Fastenhirtenbrief des Ehrenoberhaupts der Weltorthodoxie - Orthodoxe Fastenzeit beginnt am "Reinen Montag" (23. Februar)
Istanbul, 20.02.2026 (KAP) In der Orthodoxen Kirche beginnt am Montag, 23. Februar, die Fastenzeit. In seinem aktuellen Fastenhirtenbrief ermutigt Patriarch Bartholomaios I. die Gläubigen, sich mit Entschiedenheit auf die "Zeit des Fastens und der Umkehr, der Demut und des Gebets, der geistlichen Wachsamkeit und der Solidarität" einzulassen. Der Patriarch räumt zudem mit falschen Vorstellungen von Askese auf. Die Zeit des Fastens und der Umkehr sei nicht düster. Die Theologie nenne nicht umsonst die Große Fastenzeit "geistlichen Frühling" und "Zeit der Freude und des Lichtes".
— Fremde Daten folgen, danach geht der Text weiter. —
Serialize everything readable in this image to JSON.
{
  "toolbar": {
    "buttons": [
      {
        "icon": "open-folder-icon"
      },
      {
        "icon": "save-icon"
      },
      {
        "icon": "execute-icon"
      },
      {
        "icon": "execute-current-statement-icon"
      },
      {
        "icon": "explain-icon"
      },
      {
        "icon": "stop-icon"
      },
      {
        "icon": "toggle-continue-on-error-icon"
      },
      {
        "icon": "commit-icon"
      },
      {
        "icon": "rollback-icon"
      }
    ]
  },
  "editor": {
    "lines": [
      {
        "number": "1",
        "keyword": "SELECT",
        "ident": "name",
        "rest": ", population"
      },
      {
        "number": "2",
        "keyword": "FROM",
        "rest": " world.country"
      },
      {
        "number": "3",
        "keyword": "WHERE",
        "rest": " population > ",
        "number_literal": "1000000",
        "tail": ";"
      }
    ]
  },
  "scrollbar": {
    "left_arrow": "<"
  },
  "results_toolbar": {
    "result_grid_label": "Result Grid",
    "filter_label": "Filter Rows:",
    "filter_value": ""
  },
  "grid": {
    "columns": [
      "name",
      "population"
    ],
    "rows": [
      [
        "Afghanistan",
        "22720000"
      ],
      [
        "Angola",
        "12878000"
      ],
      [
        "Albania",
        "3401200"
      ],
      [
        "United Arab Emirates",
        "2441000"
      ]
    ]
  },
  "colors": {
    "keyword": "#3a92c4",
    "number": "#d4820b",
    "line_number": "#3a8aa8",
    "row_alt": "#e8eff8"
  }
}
Askese sei letztlich ein anderes Wort für "christliche Existenz"; sie verbinde diese mit dem absoluten Vertrauen auf die göttliche Vorsehung, mit der unerschöpflichen geistlichen Freude eines dem Christus geweihten Lebens, mit Selbstüberwindung und Selbsthingabe, mit Liebe zu den Mitmenschen und mit der Achtung vor der gesamten Schöpfung.
Askese sei ein "kirchliches" und kein "individuelles" Ereignis, betont der Patriarch weiter: "Das Leben in der Kirche ist unteilbar. Umkehr, Gebet, Demut, Vergebungsbereitschaft, Fasten und Werke der Wohltätigkeit sind miteinander verbunden und durchdringen einander." In der orthodoxen Tradition gebe es keine Askese als Selbstzweck, "die stets zur Überschätzung der eigenen Anstrengung führt und Tendenzen der Selbstrechtfertigung nährt". Die Große Fastenzeit sei die geeignete Zeit, "die Kirche als Ort und Weise der Offenbarung der Gnadengaben Gottes zu erfahren - stets als Vorgeschmack der Freude der Auferstehung des Herrn, als Grundstein unseres Glaubens und als strahlender Horizont der 'in uns lebenden Hoffnung'".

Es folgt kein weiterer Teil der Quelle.